„Das sind also unsere beiden neuen Küchenhilfen, Fräulein Hobbes und Fräulein Mietzner“, werden sie von der Leiterin des Kinderheimes begrüßt und den anderen Mitarbeitern vorgestellt. „Hier geht alles nur mit dem Vornamen, klar? Das dient der Arbeitserleichterung und schafft eine einzige große Familie. Also, wie werdet ihr gerufen?“
„Renate.“
„Anne.“
Die Arbeit im Kinderheim hatte Spaß gemacht. Kartoffeln schälen und Zwiebeln schneiden, Gemüse putzen, Tische decken und abräumen, servieren und den Riesenabwasch machen. Alles Tätigkeiten, bei denen man sich unterhalten konnte oder auch Radio hören, singen und lachen. Und zwischendurch an den Strand gehen, gleich hinterm Haus, und sich von der Sonne rösten oder von den Wellen umwerfen lassen. Genau wie die Kurgäste. Und das kostenlos. Nicht einmal Kurtaxe bezahlen müssen, diesen unvermeidlichen Extrazoll, über den die anderen am Strand so oft schimpften. Und bei alledem noch das angenehme Gefühl zu haben, daß man etwas Sinnvolles tut. Daß man hilft, wo Hilfe nottut. Was wollten wir noch mehr?

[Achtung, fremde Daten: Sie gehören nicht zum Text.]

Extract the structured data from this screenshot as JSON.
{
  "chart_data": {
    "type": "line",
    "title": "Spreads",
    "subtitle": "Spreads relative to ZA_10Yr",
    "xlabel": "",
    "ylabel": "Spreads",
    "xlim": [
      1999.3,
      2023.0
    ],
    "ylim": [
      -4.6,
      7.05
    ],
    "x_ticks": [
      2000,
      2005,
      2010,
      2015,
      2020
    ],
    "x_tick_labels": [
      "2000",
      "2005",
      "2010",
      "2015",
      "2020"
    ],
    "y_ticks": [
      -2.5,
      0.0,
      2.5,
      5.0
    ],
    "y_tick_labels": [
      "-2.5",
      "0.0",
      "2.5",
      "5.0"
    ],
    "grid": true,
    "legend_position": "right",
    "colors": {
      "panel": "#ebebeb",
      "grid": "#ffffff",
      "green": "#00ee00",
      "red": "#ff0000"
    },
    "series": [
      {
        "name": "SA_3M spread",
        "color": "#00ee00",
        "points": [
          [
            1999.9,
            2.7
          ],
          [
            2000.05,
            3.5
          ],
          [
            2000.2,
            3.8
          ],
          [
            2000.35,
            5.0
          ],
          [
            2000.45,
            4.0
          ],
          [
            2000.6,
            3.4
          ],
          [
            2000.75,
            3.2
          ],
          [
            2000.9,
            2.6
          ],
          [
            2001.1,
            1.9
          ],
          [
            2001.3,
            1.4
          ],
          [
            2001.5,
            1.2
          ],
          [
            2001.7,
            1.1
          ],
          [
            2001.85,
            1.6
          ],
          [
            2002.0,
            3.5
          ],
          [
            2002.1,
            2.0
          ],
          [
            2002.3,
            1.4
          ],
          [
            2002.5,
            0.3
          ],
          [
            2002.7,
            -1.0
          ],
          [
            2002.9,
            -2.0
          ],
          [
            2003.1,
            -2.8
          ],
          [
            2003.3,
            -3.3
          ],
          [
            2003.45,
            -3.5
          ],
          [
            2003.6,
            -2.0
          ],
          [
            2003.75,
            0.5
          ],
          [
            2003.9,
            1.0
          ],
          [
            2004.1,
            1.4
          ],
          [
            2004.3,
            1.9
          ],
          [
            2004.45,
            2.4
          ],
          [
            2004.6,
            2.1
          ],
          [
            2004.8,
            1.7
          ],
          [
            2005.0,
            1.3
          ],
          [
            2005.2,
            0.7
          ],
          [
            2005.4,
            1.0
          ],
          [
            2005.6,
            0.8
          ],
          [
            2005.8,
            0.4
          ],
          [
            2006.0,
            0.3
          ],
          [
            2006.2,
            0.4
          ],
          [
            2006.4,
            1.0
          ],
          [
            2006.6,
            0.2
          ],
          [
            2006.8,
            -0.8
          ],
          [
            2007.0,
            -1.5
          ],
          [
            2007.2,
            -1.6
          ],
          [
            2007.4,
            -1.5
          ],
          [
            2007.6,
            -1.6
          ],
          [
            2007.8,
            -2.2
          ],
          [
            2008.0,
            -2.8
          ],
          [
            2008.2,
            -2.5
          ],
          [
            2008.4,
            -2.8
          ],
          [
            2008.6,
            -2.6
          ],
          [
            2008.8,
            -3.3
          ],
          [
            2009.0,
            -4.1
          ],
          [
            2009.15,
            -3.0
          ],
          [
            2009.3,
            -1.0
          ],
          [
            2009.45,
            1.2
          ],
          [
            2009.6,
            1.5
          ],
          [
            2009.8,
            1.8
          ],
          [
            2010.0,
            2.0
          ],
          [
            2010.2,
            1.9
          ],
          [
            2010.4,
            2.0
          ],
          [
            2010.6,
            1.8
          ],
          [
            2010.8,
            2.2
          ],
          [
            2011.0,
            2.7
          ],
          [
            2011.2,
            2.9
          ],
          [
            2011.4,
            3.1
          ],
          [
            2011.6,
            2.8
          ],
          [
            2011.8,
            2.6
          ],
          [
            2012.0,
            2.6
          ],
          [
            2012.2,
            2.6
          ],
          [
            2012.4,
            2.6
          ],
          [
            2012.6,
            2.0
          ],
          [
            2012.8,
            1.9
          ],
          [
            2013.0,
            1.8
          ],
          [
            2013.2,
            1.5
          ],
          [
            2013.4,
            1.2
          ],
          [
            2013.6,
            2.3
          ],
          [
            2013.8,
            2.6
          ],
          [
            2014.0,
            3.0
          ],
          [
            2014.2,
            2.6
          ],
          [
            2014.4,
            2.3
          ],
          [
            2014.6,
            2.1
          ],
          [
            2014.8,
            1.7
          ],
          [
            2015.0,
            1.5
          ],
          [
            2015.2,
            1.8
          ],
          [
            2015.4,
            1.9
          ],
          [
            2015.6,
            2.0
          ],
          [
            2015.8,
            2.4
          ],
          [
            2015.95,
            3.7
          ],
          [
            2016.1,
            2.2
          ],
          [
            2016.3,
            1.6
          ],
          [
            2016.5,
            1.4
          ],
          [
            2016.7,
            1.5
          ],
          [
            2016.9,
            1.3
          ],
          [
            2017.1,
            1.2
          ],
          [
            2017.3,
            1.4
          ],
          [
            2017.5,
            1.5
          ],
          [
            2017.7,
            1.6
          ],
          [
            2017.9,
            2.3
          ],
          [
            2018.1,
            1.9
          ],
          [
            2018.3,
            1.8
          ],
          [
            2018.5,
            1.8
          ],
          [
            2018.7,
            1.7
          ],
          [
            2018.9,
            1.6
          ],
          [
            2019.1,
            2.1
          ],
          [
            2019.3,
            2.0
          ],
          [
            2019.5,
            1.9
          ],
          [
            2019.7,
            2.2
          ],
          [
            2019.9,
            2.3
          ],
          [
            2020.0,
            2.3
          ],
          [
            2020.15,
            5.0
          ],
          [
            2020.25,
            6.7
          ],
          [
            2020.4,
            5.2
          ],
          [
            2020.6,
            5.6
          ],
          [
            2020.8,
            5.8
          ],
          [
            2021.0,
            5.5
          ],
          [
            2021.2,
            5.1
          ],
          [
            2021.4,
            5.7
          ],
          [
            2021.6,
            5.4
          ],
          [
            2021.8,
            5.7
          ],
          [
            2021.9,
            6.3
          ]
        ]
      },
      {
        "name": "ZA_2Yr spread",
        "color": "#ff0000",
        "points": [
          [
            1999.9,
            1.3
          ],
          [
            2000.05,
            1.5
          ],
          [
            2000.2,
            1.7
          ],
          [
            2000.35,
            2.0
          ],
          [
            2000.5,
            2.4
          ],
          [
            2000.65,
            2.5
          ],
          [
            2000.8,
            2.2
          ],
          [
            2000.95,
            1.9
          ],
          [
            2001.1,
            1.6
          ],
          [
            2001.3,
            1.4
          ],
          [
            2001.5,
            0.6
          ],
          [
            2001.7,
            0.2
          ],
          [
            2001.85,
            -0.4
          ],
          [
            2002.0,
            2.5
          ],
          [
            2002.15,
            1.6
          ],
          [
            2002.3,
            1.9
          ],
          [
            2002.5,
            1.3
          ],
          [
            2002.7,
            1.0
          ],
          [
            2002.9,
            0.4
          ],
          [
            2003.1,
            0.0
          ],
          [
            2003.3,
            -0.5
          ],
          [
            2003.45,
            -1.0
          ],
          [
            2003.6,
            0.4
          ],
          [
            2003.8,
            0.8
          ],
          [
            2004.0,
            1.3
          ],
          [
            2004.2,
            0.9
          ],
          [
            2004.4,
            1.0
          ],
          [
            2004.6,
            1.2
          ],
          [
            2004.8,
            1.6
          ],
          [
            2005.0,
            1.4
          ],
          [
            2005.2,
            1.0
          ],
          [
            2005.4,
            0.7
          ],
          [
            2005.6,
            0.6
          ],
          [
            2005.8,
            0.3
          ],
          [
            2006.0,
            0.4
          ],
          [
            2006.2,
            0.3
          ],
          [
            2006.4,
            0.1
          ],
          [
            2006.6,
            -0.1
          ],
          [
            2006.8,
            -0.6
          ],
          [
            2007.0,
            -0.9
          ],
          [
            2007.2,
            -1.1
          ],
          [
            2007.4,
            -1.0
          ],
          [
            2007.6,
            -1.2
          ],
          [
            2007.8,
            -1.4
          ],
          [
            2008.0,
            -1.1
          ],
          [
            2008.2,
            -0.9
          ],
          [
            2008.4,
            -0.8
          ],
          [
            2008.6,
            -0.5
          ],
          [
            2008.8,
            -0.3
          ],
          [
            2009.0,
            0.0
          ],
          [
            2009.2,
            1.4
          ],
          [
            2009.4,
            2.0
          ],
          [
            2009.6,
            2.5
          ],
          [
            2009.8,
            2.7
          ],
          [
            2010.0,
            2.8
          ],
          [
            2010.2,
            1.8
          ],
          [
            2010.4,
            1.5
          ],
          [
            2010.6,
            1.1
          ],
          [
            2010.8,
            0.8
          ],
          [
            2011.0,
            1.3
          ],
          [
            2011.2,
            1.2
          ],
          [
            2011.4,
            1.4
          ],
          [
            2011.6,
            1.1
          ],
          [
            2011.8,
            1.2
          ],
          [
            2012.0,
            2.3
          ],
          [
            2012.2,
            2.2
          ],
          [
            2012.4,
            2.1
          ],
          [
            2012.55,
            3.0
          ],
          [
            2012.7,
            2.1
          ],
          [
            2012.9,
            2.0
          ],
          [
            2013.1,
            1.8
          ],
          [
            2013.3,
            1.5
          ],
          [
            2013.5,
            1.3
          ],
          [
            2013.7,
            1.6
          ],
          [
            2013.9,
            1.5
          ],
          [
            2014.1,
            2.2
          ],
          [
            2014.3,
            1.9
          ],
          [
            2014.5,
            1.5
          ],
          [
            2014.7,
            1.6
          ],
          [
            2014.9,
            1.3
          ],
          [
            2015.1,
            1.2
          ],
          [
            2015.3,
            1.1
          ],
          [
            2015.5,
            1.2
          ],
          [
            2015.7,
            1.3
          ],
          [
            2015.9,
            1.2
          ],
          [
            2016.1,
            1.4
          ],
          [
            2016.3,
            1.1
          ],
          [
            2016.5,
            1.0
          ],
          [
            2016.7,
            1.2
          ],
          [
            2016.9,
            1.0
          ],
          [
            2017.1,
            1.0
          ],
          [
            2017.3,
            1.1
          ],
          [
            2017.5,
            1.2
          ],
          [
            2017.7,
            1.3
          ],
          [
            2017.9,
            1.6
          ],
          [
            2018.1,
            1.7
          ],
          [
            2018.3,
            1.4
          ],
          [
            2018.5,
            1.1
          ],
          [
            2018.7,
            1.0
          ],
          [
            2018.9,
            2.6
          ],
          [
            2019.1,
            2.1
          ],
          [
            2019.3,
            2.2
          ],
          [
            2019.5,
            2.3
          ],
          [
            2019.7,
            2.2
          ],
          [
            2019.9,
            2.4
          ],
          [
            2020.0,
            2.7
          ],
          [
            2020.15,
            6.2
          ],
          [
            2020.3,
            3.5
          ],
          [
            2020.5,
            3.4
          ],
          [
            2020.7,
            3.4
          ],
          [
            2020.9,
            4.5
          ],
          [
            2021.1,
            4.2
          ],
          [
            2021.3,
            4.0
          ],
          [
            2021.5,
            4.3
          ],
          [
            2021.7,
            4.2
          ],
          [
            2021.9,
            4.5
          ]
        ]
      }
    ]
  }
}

An einem der ersten Abende in ihrem kleinen Zimmer – Anne und Renate haben ihre Betten übereinander – beugt Renate sich hinunter und flüstert: „Du, Anne, jetzt weiß ich, wie das gemeint ist, wenn man sagt: Nur was man für andere tut, tut man für sich. Irgendeiner hat das doch mal so schön ausgedrückt.“
„Ja, – war das nicht Max Stirner?“
„Der? – Nein, ich glaub mehr Albert Schweitzer oder so einer.“
„Jedenfalls hat er das schön gesagt.“
„Und jedenfalls hat er recht damit, das spüre ich jetzt ganz deutlich.“
Die beiden wohnen nicht in dem Kinderheim, in dem sie arbeiten, sondern privat. Soweit auf Juist überhaupt noch irgendwas als privat zu bezeichnen ist, formulieren sie ihre Zweifel an dieser Benennung. In der viel zu kurzen Saison wird an die Gäste vermietet, was sich nur vermieten läßt. Und die kleinste Ecke im Keller oder unterm Dach wird noch zum Komfortdoppelzimmer hochgejubelt, wenn auch die Betten übereinander sind. Das gilt als typisch Schiffskoje, bringt also zusätzliches Lokalkolorit, verstehen sie – und müßte eigentlich noch einen Aufschlag kosten. Aber in dem Haus hier ist man zum Glück nicht so, freuen sie sich. Im übrigen kriegen sie schon zu spüren, daß die Eingeborenen der Insel auf eine lange Strandräubertradition zurückblicken. In ihrer nicht so richtig geregelten Freizeit merken die beiden bald, daß die Preise in einem erschreckenden Kontrast zu ihrem Taschengeld stehen. Kino? – Zu teuer. Friseuse? – Unbezahlbar. Ausflugsfahrten? – Glatt zu vergessen. Da bleibt gerade mal ein Eis auf die Hand. Oder eine Cola. Die kann man lange stehenlassen. Und ein Taschenbuch hin und wieder, das ja nur die Hälfte kostet, weil sie es beide lesen, das muß sein. Aber wie sie dann diese Seife im Schaufenster sehen, da müssen sie sich jede ein Stück kaufen, denn erst in der Kombination ist das ja ein unwiderstehliches Angebot. Das eine Stück trägt die Aufschrift CRAZY und das andere SPLEEN. Das, meinen sie ausgelassen lustig, das passe haargenau zu ihnen.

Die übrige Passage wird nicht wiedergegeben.